The consequences of treating a confident AI output as a considered decision are not theoretical. In 2023, a New York law firm was sanctioned after submitting six fictitious case citations that ChatGPT had generated. Anthropic’s own documentation describes hallucinations as “confidently stated incorrect or unverifiable information,” and notes that even advanced models still fabricate citations under pressure to be helpful. The fluency is genuine. Accuracy still requires your verification.
For a UK services firm, the financial exposure is concrete. The ICO can fine up to £17.5 million, or 4% of global turnover, for serious GDPR breaches involving automated decision-making. The FCA, for regulated firms, can require remediation programmes, skilled-person reviews under section 166, and restrictions on activities. Professional indemnity insurers including Hiscox report that defence costs in negligence claims regularly exceed £50,000 before settlement, and these figures assume you catch the problem quickly. Decisions made by an AI system running unchecked for several weeks compound all of these.

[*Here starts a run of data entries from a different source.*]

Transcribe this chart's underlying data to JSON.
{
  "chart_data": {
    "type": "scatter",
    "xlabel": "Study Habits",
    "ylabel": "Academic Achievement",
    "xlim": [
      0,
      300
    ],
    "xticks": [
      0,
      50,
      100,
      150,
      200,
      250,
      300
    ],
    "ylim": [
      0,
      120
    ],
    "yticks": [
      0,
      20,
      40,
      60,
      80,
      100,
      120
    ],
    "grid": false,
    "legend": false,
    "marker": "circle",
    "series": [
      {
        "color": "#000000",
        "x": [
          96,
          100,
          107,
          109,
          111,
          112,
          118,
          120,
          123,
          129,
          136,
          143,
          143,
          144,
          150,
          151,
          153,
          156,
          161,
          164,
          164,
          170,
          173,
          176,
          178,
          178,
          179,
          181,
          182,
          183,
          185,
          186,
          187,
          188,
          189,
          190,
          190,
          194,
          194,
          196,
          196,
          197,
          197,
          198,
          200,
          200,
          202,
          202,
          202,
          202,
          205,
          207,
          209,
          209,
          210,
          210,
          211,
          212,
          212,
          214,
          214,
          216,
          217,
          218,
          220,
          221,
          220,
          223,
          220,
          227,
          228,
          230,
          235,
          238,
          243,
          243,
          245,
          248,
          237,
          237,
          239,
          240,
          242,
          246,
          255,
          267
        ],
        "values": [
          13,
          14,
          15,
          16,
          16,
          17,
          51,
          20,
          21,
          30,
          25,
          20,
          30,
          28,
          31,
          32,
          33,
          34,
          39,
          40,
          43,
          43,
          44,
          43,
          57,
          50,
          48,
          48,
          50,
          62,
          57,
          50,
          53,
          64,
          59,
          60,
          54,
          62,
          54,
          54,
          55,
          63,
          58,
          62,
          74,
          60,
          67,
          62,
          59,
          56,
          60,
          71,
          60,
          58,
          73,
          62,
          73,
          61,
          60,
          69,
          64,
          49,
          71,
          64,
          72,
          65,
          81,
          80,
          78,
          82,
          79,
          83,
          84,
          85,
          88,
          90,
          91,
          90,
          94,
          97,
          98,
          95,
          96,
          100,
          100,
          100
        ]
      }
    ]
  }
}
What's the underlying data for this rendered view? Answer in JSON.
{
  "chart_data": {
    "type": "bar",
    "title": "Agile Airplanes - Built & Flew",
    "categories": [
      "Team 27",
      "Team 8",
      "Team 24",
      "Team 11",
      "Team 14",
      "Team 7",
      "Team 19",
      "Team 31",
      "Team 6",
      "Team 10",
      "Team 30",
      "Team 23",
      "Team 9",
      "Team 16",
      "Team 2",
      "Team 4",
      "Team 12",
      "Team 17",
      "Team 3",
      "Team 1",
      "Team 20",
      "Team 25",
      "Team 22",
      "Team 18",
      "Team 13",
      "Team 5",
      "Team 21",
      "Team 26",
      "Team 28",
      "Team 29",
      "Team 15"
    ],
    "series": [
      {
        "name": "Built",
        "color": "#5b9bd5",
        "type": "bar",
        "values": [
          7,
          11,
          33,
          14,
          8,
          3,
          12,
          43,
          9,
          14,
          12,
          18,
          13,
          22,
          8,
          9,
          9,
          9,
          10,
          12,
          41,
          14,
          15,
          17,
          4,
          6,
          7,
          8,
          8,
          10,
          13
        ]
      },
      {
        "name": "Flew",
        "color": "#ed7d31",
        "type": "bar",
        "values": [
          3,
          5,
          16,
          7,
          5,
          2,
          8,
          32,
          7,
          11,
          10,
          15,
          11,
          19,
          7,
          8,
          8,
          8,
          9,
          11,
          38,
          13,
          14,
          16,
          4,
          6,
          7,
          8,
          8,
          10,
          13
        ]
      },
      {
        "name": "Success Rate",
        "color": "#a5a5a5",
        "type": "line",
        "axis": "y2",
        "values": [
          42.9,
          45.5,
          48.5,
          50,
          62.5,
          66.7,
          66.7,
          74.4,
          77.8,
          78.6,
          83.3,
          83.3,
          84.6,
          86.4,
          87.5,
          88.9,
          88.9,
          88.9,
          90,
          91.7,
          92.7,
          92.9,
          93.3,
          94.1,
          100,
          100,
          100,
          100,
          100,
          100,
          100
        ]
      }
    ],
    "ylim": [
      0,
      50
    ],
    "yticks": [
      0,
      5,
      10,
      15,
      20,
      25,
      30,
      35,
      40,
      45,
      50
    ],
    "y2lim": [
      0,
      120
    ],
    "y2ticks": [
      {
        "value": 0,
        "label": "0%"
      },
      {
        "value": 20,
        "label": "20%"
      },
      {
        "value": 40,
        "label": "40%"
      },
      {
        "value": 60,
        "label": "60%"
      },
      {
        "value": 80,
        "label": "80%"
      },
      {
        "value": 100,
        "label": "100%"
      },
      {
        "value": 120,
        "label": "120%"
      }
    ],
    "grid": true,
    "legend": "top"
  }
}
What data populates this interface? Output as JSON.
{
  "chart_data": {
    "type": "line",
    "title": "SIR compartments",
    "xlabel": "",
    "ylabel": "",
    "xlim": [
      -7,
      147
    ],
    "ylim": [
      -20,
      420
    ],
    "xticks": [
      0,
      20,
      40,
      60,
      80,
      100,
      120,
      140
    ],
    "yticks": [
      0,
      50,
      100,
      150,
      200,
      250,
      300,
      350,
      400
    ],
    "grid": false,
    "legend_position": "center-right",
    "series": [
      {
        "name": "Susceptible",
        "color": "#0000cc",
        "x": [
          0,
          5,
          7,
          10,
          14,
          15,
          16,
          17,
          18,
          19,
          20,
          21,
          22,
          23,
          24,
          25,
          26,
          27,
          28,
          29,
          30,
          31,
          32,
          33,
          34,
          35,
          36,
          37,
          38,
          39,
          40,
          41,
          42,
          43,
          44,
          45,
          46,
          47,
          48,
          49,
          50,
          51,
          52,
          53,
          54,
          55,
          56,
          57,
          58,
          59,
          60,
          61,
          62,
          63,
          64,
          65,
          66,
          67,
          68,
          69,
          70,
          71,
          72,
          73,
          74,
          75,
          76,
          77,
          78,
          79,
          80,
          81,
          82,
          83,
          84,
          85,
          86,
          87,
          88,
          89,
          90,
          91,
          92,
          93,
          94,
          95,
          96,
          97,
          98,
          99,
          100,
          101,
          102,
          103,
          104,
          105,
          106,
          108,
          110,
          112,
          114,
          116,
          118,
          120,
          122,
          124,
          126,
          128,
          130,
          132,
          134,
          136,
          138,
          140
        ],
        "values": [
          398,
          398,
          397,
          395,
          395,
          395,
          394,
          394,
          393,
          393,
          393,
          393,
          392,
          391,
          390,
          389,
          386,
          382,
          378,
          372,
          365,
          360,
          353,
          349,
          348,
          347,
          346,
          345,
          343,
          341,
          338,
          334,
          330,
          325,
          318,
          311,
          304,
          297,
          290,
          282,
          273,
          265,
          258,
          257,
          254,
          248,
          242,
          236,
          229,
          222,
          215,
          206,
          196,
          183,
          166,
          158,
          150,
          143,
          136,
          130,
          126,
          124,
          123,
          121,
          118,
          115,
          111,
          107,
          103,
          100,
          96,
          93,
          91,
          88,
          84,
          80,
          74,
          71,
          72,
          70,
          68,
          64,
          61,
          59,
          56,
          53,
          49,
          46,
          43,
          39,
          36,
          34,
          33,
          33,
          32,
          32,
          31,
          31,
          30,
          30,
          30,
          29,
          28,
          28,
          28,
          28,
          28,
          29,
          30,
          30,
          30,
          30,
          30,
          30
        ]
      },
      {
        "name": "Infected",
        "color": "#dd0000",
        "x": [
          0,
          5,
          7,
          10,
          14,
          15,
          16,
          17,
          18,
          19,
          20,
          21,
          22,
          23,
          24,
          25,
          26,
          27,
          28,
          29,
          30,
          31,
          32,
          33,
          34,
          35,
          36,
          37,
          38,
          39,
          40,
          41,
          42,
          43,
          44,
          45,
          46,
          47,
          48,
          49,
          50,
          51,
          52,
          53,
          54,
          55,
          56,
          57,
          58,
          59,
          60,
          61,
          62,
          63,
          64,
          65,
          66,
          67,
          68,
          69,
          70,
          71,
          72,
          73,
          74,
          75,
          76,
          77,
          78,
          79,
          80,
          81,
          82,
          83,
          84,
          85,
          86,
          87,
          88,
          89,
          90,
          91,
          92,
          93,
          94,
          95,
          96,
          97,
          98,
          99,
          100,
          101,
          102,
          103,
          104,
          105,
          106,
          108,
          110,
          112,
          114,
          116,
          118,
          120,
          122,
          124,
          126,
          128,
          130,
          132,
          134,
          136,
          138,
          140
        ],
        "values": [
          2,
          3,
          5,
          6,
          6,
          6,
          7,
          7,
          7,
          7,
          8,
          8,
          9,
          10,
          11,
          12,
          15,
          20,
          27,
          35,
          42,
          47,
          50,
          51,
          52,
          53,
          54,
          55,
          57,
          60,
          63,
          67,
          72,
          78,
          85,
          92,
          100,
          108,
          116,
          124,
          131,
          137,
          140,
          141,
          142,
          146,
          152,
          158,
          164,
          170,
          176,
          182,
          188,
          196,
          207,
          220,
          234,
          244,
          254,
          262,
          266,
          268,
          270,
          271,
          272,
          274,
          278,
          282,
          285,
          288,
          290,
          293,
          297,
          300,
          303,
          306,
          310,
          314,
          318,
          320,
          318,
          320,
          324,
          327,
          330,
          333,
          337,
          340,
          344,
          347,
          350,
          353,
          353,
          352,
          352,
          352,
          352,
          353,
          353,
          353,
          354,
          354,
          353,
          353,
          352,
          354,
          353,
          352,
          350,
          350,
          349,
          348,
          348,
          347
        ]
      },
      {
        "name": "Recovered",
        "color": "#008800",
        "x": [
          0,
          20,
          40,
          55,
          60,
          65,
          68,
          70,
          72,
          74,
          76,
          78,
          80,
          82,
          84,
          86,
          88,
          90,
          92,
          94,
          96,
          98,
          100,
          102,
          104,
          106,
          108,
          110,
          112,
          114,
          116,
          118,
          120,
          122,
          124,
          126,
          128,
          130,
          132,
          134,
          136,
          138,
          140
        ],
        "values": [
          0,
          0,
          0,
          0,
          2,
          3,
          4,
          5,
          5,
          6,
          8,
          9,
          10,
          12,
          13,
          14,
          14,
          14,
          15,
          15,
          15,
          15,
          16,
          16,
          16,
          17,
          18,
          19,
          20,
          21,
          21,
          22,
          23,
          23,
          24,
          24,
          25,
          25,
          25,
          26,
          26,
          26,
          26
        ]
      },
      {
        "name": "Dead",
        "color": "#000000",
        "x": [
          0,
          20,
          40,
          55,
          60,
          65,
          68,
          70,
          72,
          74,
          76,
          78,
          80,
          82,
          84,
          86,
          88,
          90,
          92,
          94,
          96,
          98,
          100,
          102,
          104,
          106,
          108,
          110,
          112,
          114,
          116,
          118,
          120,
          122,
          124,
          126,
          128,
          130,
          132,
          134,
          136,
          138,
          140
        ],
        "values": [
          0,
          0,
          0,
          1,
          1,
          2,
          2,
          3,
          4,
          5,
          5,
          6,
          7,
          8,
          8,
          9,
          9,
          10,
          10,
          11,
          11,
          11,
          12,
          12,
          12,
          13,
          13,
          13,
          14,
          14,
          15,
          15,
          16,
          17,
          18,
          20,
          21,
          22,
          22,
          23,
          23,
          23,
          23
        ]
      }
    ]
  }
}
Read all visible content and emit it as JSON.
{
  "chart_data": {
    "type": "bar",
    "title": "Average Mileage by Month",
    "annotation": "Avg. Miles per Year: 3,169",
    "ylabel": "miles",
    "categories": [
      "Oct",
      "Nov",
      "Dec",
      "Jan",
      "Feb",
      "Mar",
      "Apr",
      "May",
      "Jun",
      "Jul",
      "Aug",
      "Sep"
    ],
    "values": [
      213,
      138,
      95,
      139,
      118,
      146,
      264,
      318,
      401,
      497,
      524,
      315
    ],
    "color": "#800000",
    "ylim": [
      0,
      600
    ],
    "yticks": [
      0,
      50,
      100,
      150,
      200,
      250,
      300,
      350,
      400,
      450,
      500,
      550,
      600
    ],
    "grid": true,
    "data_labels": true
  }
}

There is also the reputational dimension. UK SMEs depend heavily on referrals and local reputation. A single AI-generated mis-advice reaching a client, or a discriminatory screening decision surfacing publicly, can affect the pipeline for years.
What should you ask before you commit to either path?
The ICO and the FCA both hold firms, not vendors, responsible for outcomes when AI is involved. That accountability principle is the right frame for any founder deciding how to deploy these tools. Before you let AI move from drafting partner to decision influencer, several questions are worth putting to yourself honestly rather than optimistically.
Does the AI output materially affect someone’s money, job, or access to services? If yes, treat it as high-risk from the start and design under Article 22 and Consumer Duty expectations. Can you explain in plain English how the AI influences the outcome, and how someone affected can challenge it? Who, by name, is accountable for the decision, and how often do they actually review the AI’s outputs rather than confirm them?
Two questions founders commonly skip: what does your vendor actually document about training data, limitations, and failure modes; and what is the realistic worst-case exposure if the AI produces bad outputs undetected for a month? If you cannot answer those honestly, the drafting role is the right starting point. The governance can grow as the use case matures. Starting with governance gaps and hoping to catch problems later is where the costly calls tend to get made.
A Stanford and UCLA study found that people given AI-generated summaries were 19 percentage points more likely to believe false statements they had read. Fluency raises perceived credibility, and AI tools are very fluent. For decisions that matter to your clients, your staff, or your regulators, that gap between sounding right and being right is the one worth watching. Use AI well and you get the productivity. Give it the wheel before the governance is in place and you carry the consequences.